Sie überlegte, ob sie Eric davon erzählen sollte, dass ihre Verfolger mindestens zu viert waren. Was, wenn es noch mehr von ihnen gab? Auf einmal kam sie sich vor wie ein Tier auf der Flucht. So musste sich ein Fuchs fühlen, wenn die Meute hinter ihm her war und er nicht mehr wusste, wo er hinsollte …
Bevor sie Erics Vorschlag auch nur in Ansätzen durchdacht hatte, streckte Nicholas den Kopf zur Tür herein. »Gegen Caruels Leute kann die Polizei nichts ausrichten«, sagte er so gelassen, als hätte Eric das Wort an ihn gerichtet.
Eric verdrehte die Augen. »Und wieso nicht?«
Nicholas strich sich über die aufgeplatzte Lippe. »Weil Caruel auch fabelmächtig ist. Du glaubst doch nicht, dass es oben auf der Terrasse auch nur eine Spur von den Schüssen gibt.«
»Er hat die Kugeln wegerzählt?« Mila schwirrte schon wieder der Schädel. Noch immer hatte sie das Gefühl, gleich würde jemand kommen und diesen ganzen Fabelmachtkram als einen magischen Zaubertrick enthüllen.

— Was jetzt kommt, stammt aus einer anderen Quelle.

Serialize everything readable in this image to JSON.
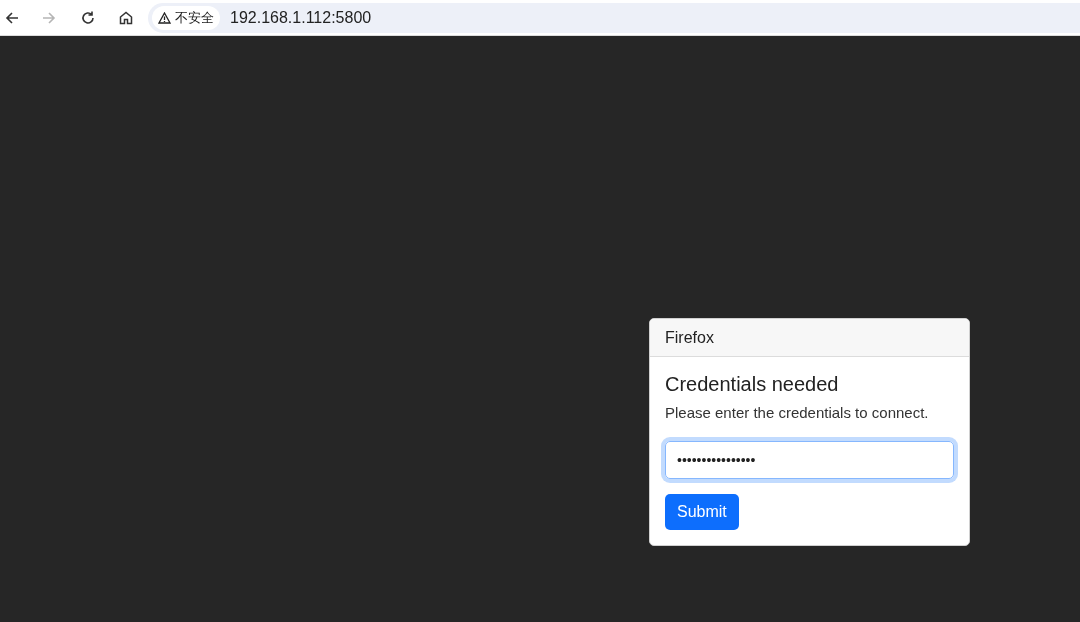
{
  "browser": {
    "security_label": "不安全",
    "url": "192.168.1.112:5800",
    "forward_disabled": true
  },
  "dialog": {
    "title": "Firefox",
    "heading": "Credentials needed",
    "message": "Please enter the credentials to connect.",
    "password": {
      "value": "••••••••••••••••",
      "focused": true
    },
    "submit": "Submit"
  }
}
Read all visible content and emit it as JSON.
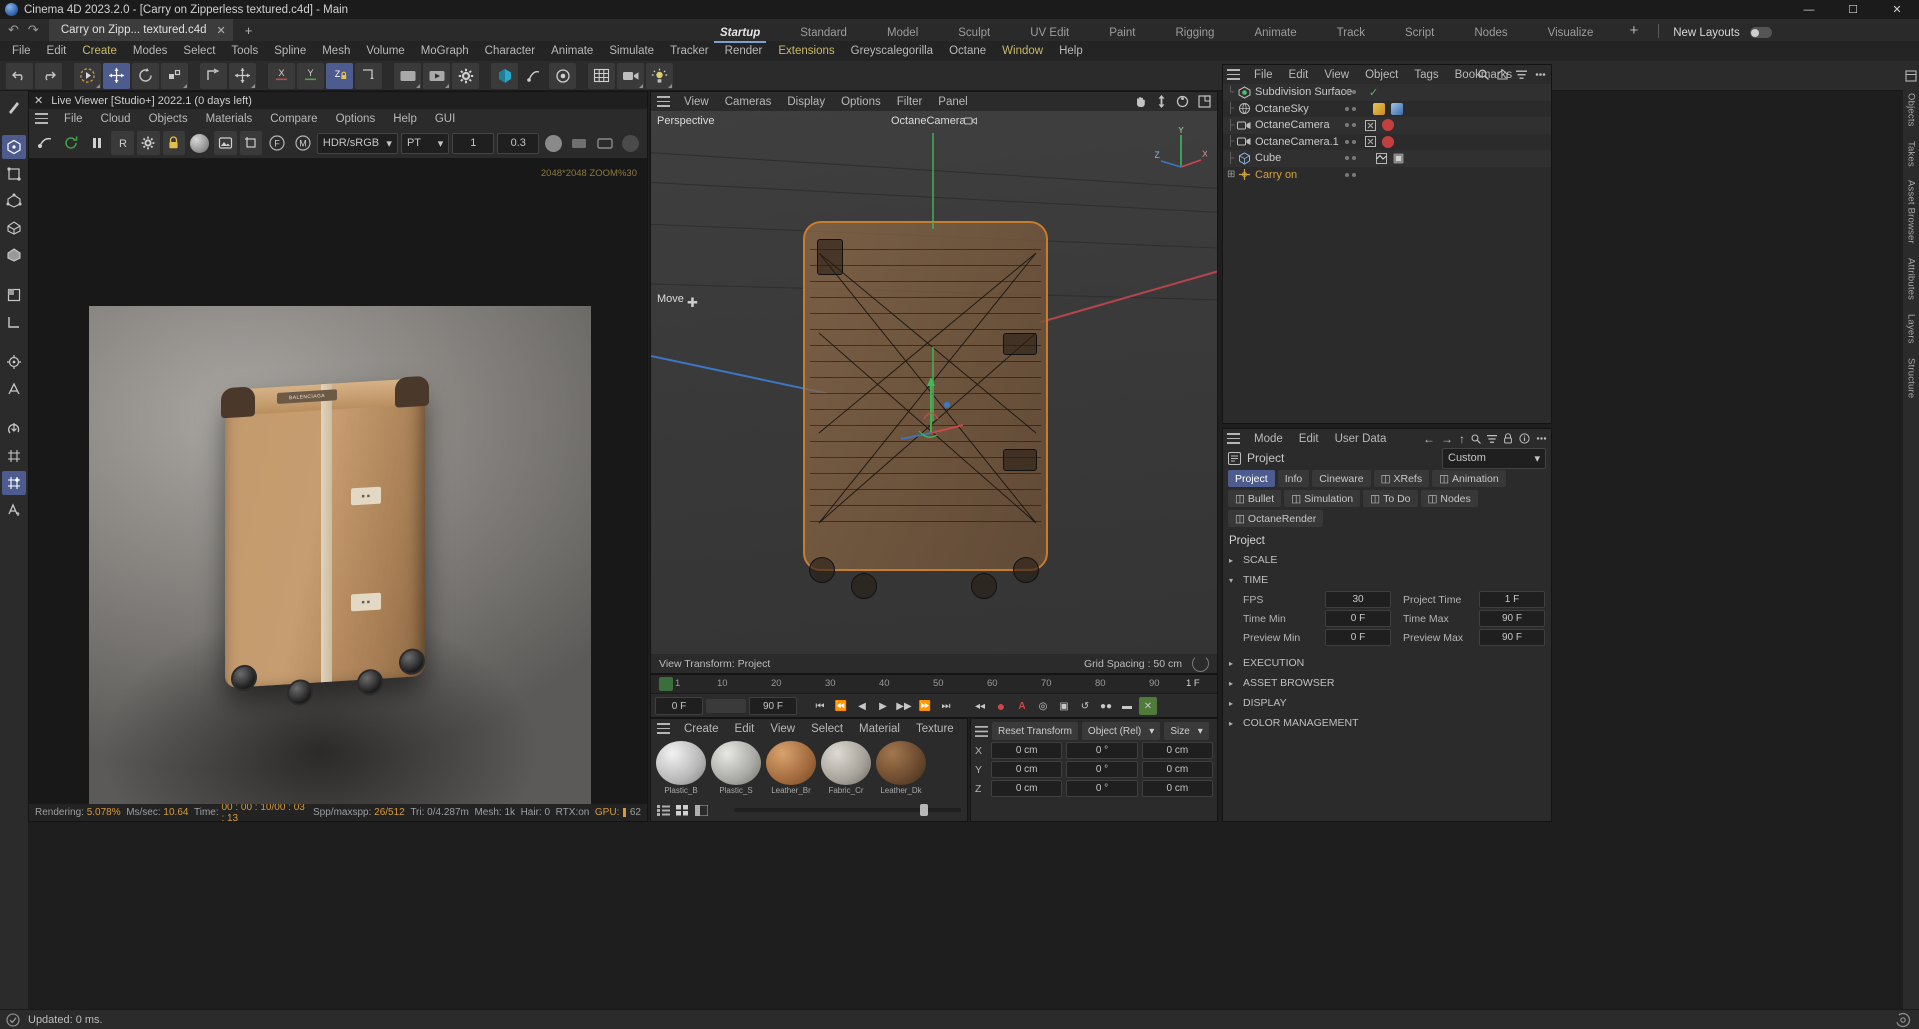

Nicholas setzte zu einem Nicken an. »Ich würde drauf wetten. Und die Löcher im Putz, wo die Kugeln abgeprallt sind, gleich mit. Es gibt da oben keinen einzigen Hinweis mehr auf die Schüsse.«
Eric schüttelte sich. »Sag ich ja. Mehr als strange!«
Nicholas war jetzt nur noch auf Mila fokussiert. »So leid es mir tut, aber ich fürchte, wenn dich einer vor Caruels Leuten beschützen kann, dann bin ich es. – Wartet!« Erneut verschwand er.
Mila machte einen Schritt in Richtung Tür.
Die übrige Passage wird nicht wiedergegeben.